Die unregelmässigen Arbeitszeiten kommen mir entgegen, denn ich geniesse die freien Tage unter der Woche und habe nicht mehr den Stress, jeweils die Wochenenden mit anderen verplanen zu müssen.

Mich fasziniert die Vielfalt am Badmeisterberuf: Manchmal ist man fast allein und manchmal unter 3000 Menschen. Man ist mitten in der Natur, kümmert sich aber auch um Technik und Sauberkeit. Ich schätze die Selbständigkeit in diesem Beruf, das Team und die Zufriedenheit der Gäste.

Viele Eltern sind dankbar, wenn ich sie darauf hinweise, mit ihrer Aufmerksamkeit mehr bei den Kindern zu sein, da man einem Kind im Gegensatz zu Erwachsenen nicht anmerkt, wenn es am Ertrinken ist – es zappelt dabei nicht.

Als herausfordernd erlebe ich immer wieder, dass sich gewisse Männer von einer Frau nichts sagen lassen wollen und dann einfach lachend weggehen und ihr Fehlverhalten fortsetzen.

Als Ursache der meisten Unfälle sehe ich Unwissen und Leichtsinn. Einmal mussten wir eine Frau hochhieven, die beim Einstieg in den See umgestürzt war und nicht mehr allein auf die Beine kam – sie hatte gerade eine Hüft-OP hinter sich. Ein anderes Mal wollte ein Junge einen Rückwärtssalto ins Schwimmbecken machen und schlug sich den Kopf am Beckenrand schwer an.
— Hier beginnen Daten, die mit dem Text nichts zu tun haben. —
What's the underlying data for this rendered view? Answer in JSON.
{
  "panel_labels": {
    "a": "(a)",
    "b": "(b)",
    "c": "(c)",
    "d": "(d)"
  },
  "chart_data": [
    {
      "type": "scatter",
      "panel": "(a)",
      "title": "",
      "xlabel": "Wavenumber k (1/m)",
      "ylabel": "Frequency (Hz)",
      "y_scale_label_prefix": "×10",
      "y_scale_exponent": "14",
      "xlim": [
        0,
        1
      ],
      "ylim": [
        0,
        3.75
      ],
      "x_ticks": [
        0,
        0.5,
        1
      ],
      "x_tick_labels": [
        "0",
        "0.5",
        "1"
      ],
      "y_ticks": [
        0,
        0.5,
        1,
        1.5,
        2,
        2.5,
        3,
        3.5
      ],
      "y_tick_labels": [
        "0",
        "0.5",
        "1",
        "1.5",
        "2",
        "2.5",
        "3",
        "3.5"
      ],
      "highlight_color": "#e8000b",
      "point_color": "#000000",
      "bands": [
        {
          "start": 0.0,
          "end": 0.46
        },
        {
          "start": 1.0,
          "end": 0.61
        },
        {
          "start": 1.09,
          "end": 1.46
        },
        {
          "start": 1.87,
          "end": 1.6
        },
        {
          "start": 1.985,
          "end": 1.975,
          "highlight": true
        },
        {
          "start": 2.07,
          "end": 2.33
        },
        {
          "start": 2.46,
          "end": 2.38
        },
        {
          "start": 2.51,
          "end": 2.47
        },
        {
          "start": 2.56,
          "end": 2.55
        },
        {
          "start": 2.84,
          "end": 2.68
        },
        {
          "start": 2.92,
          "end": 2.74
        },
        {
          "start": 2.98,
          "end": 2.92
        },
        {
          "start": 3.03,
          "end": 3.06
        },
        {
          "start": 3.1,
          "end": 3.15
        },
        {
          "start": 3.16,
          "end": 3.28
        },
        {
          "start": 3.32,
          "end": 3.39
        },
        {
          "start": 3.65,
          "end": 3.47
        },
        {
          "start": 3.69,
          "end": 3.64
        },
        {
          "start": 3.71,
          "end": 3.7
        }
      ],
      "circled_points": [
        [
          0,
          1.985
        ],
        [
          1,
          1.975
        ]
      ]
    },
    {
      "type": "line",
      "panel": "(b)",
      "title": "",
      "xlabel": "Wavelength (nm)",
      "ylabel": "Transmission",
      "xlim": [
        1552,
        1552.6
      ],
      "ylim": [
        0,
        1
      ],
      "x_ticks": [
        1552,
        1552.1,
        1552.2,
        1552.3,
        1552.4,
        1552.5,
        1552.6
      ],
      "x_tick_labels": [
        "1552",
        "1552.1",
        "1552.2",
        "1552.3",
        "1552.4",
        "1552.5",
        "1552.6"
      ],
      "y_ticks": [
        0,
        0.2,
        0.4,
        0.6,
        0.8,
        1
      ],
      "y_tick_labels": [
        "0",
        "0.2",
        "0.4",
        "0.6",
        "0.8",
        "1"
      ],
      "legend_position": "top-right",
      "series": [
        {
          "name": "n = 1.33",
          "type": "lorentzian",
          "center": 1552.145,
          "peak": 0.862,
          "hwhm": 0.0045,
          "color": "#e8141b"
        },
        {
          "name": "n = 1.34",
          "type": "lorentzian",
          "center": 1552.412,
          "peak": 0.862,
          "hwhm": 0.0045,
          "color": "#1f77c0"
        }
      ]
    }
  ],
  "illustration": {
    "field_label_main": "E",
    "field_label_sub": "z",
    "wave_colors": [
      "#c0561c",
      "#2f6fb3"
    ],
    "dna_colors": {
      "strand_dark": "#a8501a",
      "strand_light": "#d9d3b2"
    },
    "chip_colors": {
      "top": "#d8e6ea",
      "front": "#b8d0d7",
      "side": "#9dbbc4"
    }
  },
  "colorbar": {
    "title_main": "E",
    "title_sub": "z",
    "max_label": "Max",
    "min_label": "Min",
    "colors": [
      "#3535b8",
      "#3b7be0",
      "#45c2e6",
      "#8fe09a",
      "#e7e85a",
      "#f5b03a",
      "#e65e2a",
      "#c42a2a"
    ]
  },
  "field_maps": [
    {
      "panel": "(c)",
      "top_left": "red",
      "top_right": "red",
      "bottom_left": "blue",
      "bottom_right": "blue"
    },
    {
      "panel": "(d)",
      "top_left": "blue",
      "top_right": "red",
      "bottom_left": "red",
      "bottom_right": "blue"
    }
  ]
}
Witzig finde ich immer, wenn Leute schauen, ob ich gerade hinsehe, damit sie etwas Verbotenes anstellen können – wie zum Beispiel auf der Rutschbahn anhalten –, und dann ganz scheinheilig tun, wenn ich sie ertappe.»

Flamur K. (33), Water World Wallisellen ZH

Flamur K., Badmeister im Water World Wallisellen im Kanton Zürich, hat seinen Traumjob gefunden.
Foto: Siggi Bucher

«Nach zwei Saisonstellen in der Badi Seebach und im Flussbad Unterer Letten in Zürich bin ich seit Winter 2020 als Badmeister im Water World Wallisellen fest angestellt, wo ich im Hallenbad und im Freibad arbeite. Ich mache meinen Job sehr gerne und freue mich jeden Tag auf die Sportanlage, die Menschen und mein Team.

Besonders gefällt mir die Vielfalt: Von Technik über Gartenarbeit und Reinigung bis hin zur Aufsicht kann ich meine Arbeit selbständig erledigen und Verantwortung übernehmen. Als Badmeister hilft mir meine Menschenkenntnis: Ich muss mit ganz unterschiedlichen Badegästen kommunizieren, Verständnis zeigen und Regeln erklären.

Viele denken, wir Badmeister würden nur herumlaufen und uns sonnen. Aber es geht um Leben: Ich muss immer aufmerksam sein und alles im Blick haben, die Wasserqualität kontrollieren und dafür sorgen, dass alle Anlagen funktionieren.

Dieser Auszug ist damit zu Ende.